Khaki Campbells came into the USA from England in 1942. They were created by Adele Campbell in the late 1800s.
Khaki Campbells are so named because the color of their plumage resembles the color of the British army uniform.
On average, Khaki Campbells lay as many as 300 eggs per year. So, if you do not want noise, and you want a lot of eggs, they’re the duck for you.
3. Cayuga Ducks
Cayuga Ducks are one of the easiest breeds to handle. They are docile, friendly, tame, and relatively quiet. You can get them for ornamental purposes and for their eggs & meat.
Most times, as long as a Cayuga is not hungry, threatened, or isolated, it will remain quiet. Even when it makes sounds, its calls are relatively quiet compared to other breeds.
Cayuga Ducks are medium-sized, with their weight ranging between 6 and 8 lbs. They have a beautiful iridescent plumage, which appears black without light, but shimmers green when light reflects on it.
If you want eggs from your Cayuga Ducks, you can expect between 100 and 150 per year.
4. Magpie Ducks
Magpie Ducks usually have black-and-white plumage, but sometimes they come with blue-and-white plumage.
They are one of the quiet ones, and they are calm too – making them great for backyards and suburban farms.
Magpie Ducks are lightweight ducks – weighing between 5.5 and 6 lbs. They lay colored eggs: white, green, blue, and cream, and if you want a lot of eggs, they are great layers.
On average, they produce 220-290 eggs per year.
Saxony Ducks are one of the heavy breeds, weighing 7-8 lbs. on average. They are relatively quiet, calm, friendly, and gentle. Saxony Ducks are also lively, and they love having fun.
The females make quack sounds that are relatively quieter than many other ducks. The males, like many other drakes, make a soft, raspy sound.
Saxony Ducks are an all-purpose breed; you can get eggs from them, use them as meat, and use them for ornamental purposes.
If you have a good layer, you can expect 200-240 eggs per year.
6. Runner Ducks
The noisiness of a Runner Duck is comparable to that of a Khaki Campbell. Since Campbells are considerably noiseless, Runner Ducks are not far off.
While the females sometimes quack, the males barely make sounds at all.
Indian Runner Ducks do not fly, and they love having fun. They prefer eating snails to grains, even though they will eat both.

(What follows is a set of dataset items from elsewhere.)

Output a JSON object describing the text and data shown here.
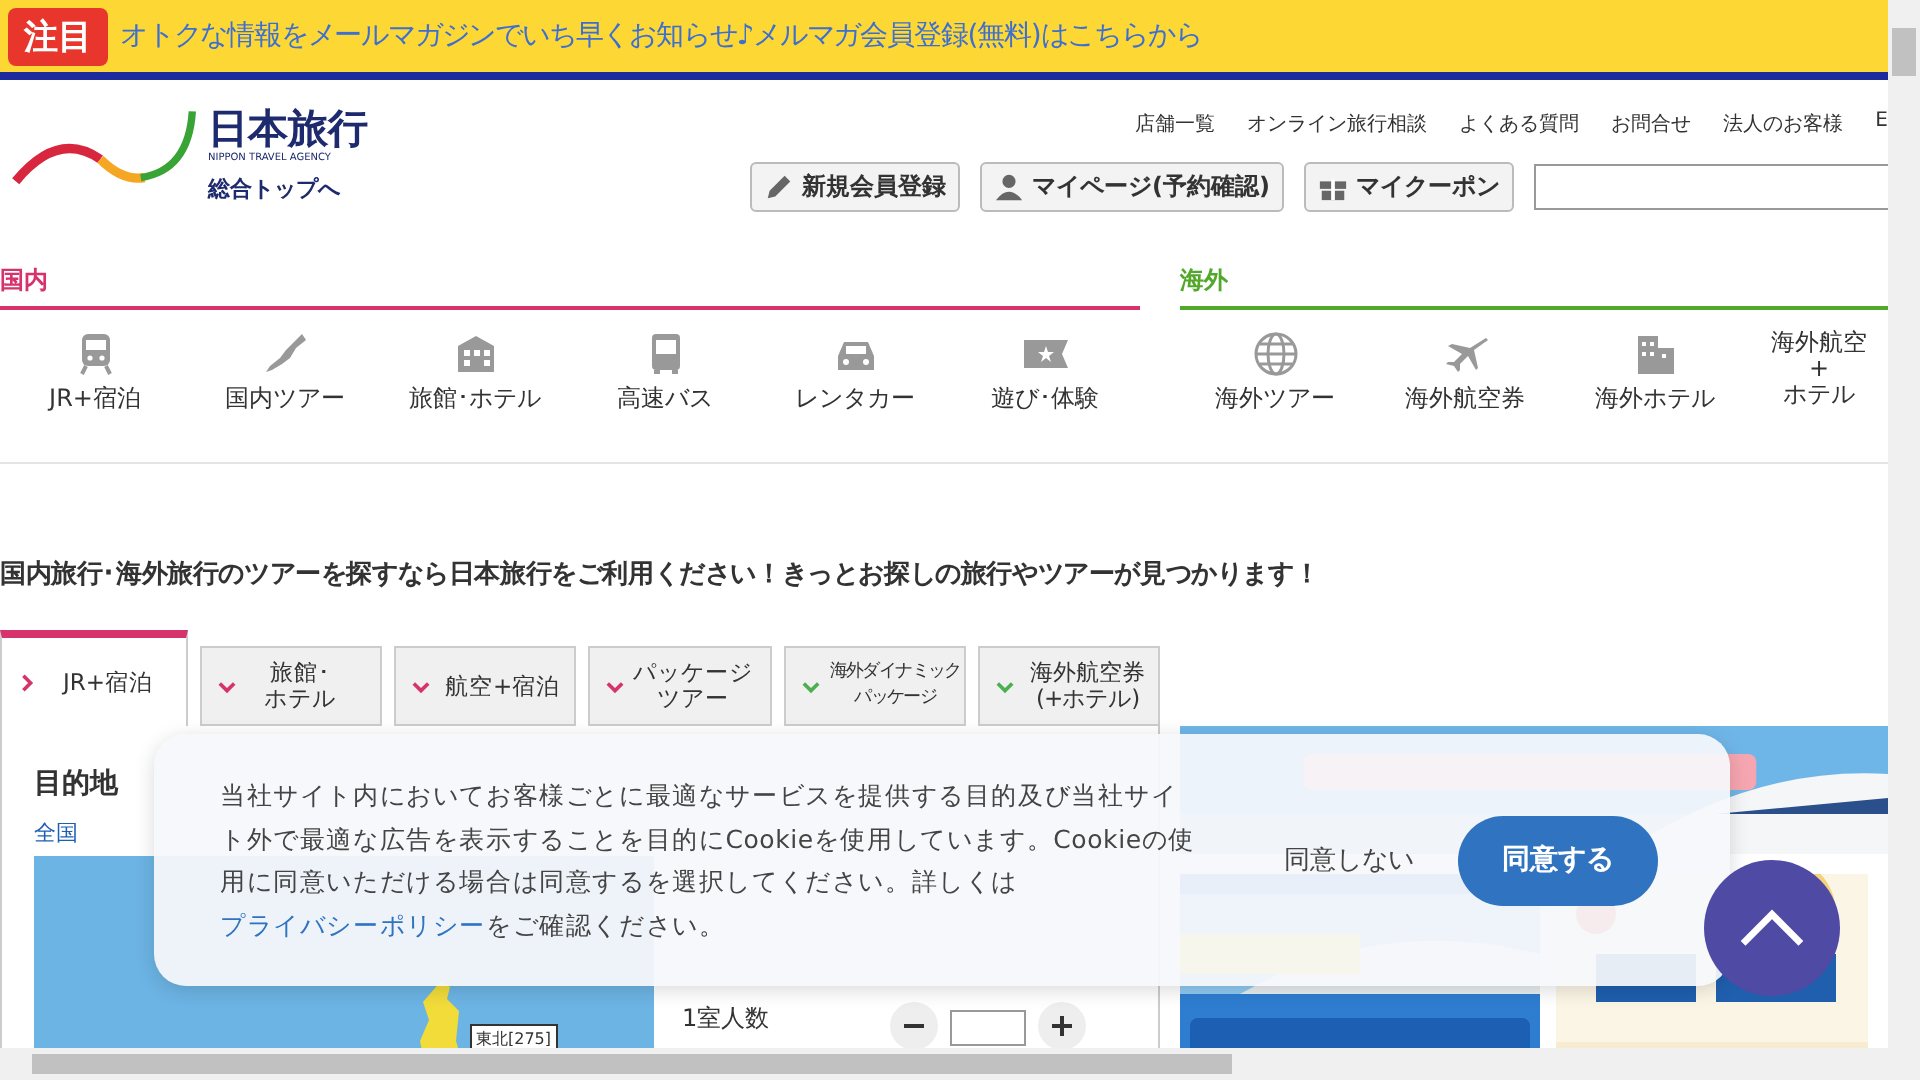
{
  "promo_bar": {
    "badge": "注目",
    "text": "オトクな情報をメールマガジンでいち早くお知らせ♪メルマガ会員登録(無料)はこちらから"
  },
  "logo": {
    "name": "日本旅行",
    "subtitle": "NIPPON TRAVEL AGENCY",
    "top_link": "総合トップへ"
  },
  "header_links": [
    "店舗一覧",
    "オンライン旅行相談",
    "よくある質問",
    "お問合せ",
    "法人のお客様",
    "E"
  ],
  "header_buttons": [
    "新規会員登録",
    "マイページ(予約確認)",
    "マイクーポン"
  ],
  "sections": [
    {
      "title": "国内",
      "color": "#d6336c",
      "items": [
        "JR+宿泊",
        "国内ツアー",
        "旅館･ホテル",
        "高速バス",
        "レンタカー",
        "遊び･体験"
      ]
    },
    {
      "title": "海外",
      "color": "#52a82a",
      "items": [
        "海外ツアー",
        "海外航空券",
        "海外ホテル",
        "海外航空\n+\nホテル"
      ]
    }
  ],
  "headline": "国内旅行･海外旅行のツアーを探すなら日本旅行をご利用ください！きっとお探しの旅行やツアーが見つかります！",
  "search_tabs": [
    {
      "label": "JR+宿泊",
      "selected": true,
      "color": "#d6336c",
      "small": false
    },
    {
      "label": "旅館･ホテル",
      "selected": false,
      "color": "#d6336c",
      "small": false
    },
    {
      "label": "航空+宿泊",
      "selected": false,
      "color": "#d6336c",
      "small": false
    },
    {
      "label": "パッケージツアー",
      "selected": false,
      "color": "#d6336c",
      "small": false
    },
    {
      "label": "海外ダイナミックパッケージ",
      "selected": false,
      "color": "#4caf50",
      "small": true
    },
    {
      "label": "海外航空券(+ホテル)",
      "selected": false,
      "color": "#4caf50",
      "small": false
    }
  ],
  "destination": {
    "title": "目的地",
    "region_link": "全国",
    "map_label": "東北[275]"
  },
  "form": {
    "rooms_label": "1室人数"
  },
  "cookie": {
    "text_before": "当社サイト内においてお客様ごとに最適なサービスを提供する目的及び当社サイト外で最適な広告を表示することを目的にCookieを使用しています。Cookieの使用に同意いただける場合は同意するを選択してください。詳しくは",
    "link": "プライバシーポリシー",
    "text_after": "をご確認ください。",
    "decline": "同意しない",
    "accept": "同意する"
  }
}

With Indian Runner Ducks, you will get many eggs – say about 300-350 eggs in a year. But one thing with this breed is that they hardly make nests. Most times, they just lay their eggs wherever they find themselves.

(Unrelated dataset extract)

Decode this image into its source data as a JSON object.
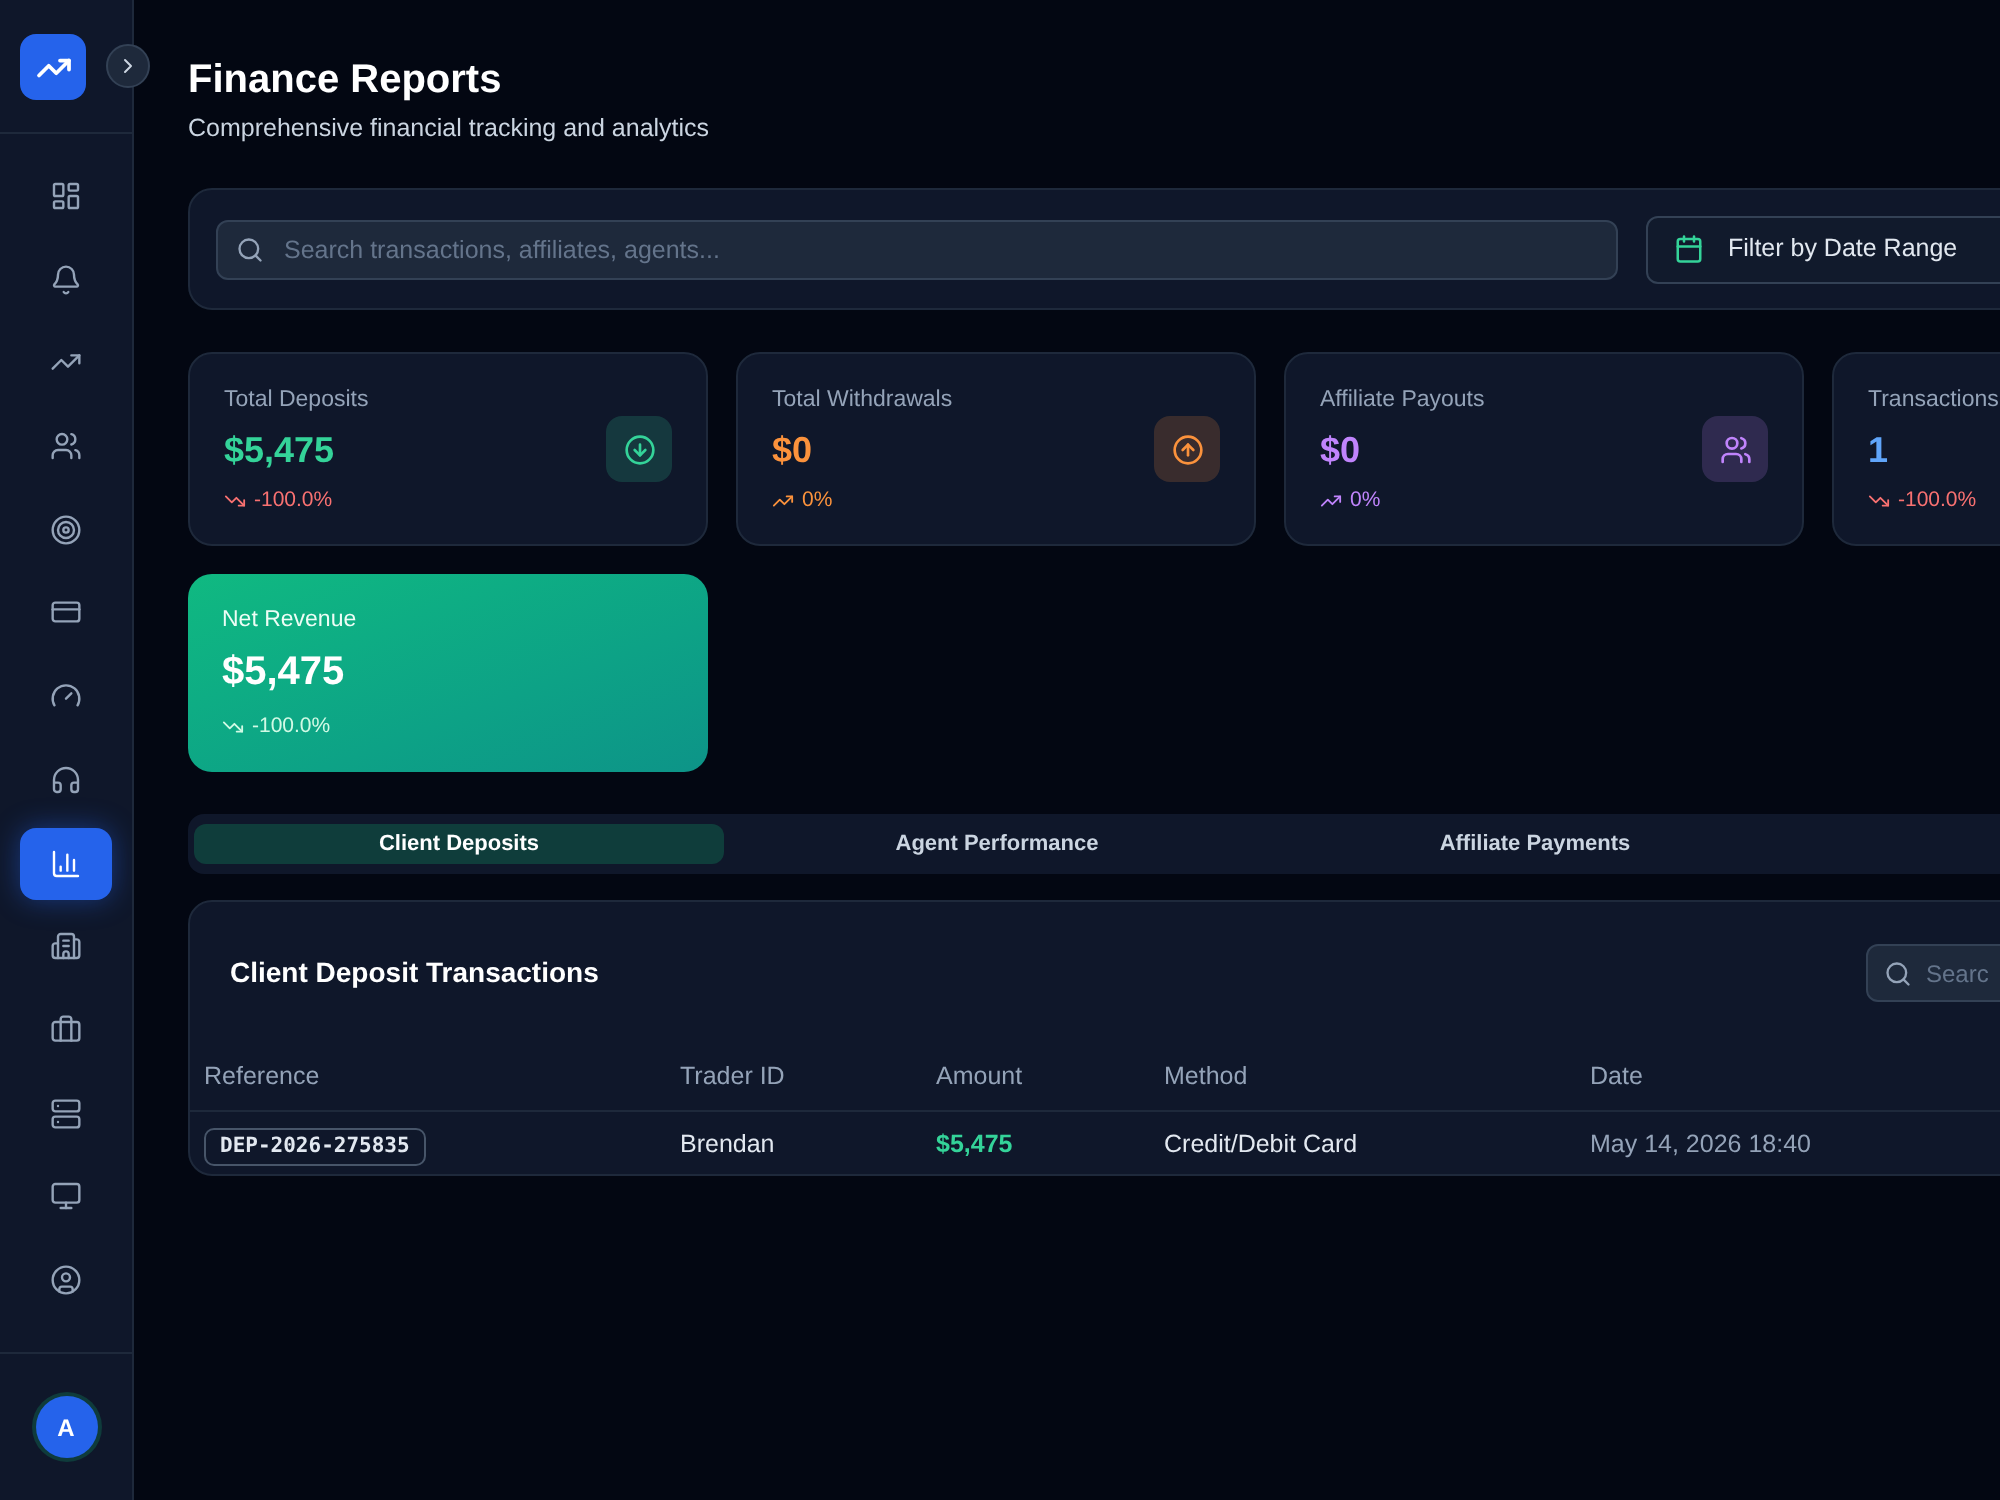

So, you may have to go around in search of the eggs and need to try to restrict their range of movement.
7. Swedish Ducks
Call Ducks are one of the loudest breeds of ducks and compared to them, Swedish Ducks are quiet. While the female Swedish Ducks quack sometimes, it’s just not as loud or as frequent as the noise of a Call duck.

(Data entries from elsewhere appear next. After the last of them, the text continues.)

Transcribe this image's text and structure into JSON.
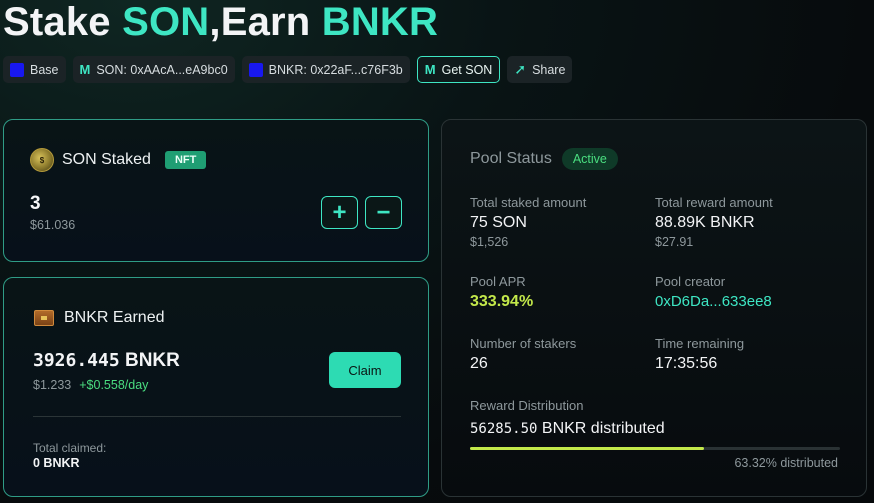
{
  "header": {
    "title_stake": "Stake",
    "title_token": "SON",
    "title_comma": ",",
    "title_earn": "Earn",
    "title_reward": "BNKR"
  },
  "chips": {
    "network": "Base",
    "son_address": "SON: 0xAAcA...eA9bc0",
    "bnkr_address": "BNKR: 0x22aF...c76F3b",
    "get_son": "Get SON",
    "share": "Share"
  },
  "stake_card": {
    "title": "SON Staked",
    "badge": "NFT",
    "amount": "3",
    "usd": "$61.036",
    "plus": "+",
    "minus": "−"
  },
  "earn_card": {
    "title": "BNKR Earned",
    "amount": "3926.445",
    "unit": "BNKR",
    "usd": "$1.233",
    "rate": "+$0.558/day",
    "claim_label": "Claim",
    "total_claimed_label": "Total claimed:",
    "total_claimed_value": "0 BNKR"
  },
  "pool": {
    "title": "Pool Status",
    "status": "Active",
    "total_staked_label": "Total staked amount",
    "total_staked_value": "75 SON",
    "total_staked_usd": "$1,526",
    "total_reward_label": "Total reward amount",
    "total_reward_value": "88.89K BNKR",
    "total_reward_usd": "$27.91",
    "apr_label": "Pool APR",
    "apr_value": "333.94%",
    "creator_label": "Pool creator",
    "creator_value": "0xD6Da...633ee8",
    "stakers_label": "Number of stakers",
    "stakers_value": "26",
    "time_label": "Time remaining",
    "time_value": "17:35:56",
    "dist_label": "Reward Distribution",
    "dist_amount": "56285.50",
    "dist_suffix": "BNKR distributed",
    "dist_percent_text": "63.32% distributed",
    "dist_fraction": 0.6332
  },
  "colors": {
    "accent": "#3ee6c3",
    "lime": "#c3e84a",
    "active_green": "#4ade80",
    "network_blue": "#1818f0"
  },
  "icons": {
    "network": "base-network-icon",
    "token": "son-logo-icon",
    "share": "share-arrow-icon",
    "son_coin": "son-coin-icon",
    "bnkr": "bnkr-chest-icon"
  }
}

The males commonly make a low-pitched sound, but they can be as loud as the females if they want to.
Although Swedish Ducks were developed for meat and egg production, they do not lay so many eggs.
You may get about 100-150 per year. Besides being used for eggs and meat, they also qualify as ornamental birds and are great as pets too.
8. Appleyard Ducks
Sometimes Appleyard Ducks can be quite quacky. But generally, they are quiet, and they would do well in your backyard. As with the other breeds, the drakes are quieter than the females.
Silver Appleyard Ducks belong to the heavy-size class, and they also come in bantam varieties. The heavy types weigh 7-9 lbs., while the bantams weigh about 2 lbs.
Appleyard Ducks are calm, docile, active, and friendly. They grow very quickly and are all-purpose.
You can use them for meat, and you can get as many as 250 eggs from them in a year. They can also be used for exhibitions and be kept as pets.
Crested Ducks are relatively quiet too. If you hear sounds coming from them, then it’s most likely a female trying to get some attention.
They are commonly kept as pets, but beyond that, they can also be reared for meat, eggs, and ornamental purposes.
If you are keeping them for eggs, you should get around 100-130 large eggs per year.
Crested Ducks do not fly, they are friendly, calm, and they grow fast. They fall into the medium-size class and weigh an average of 6-7 lbs.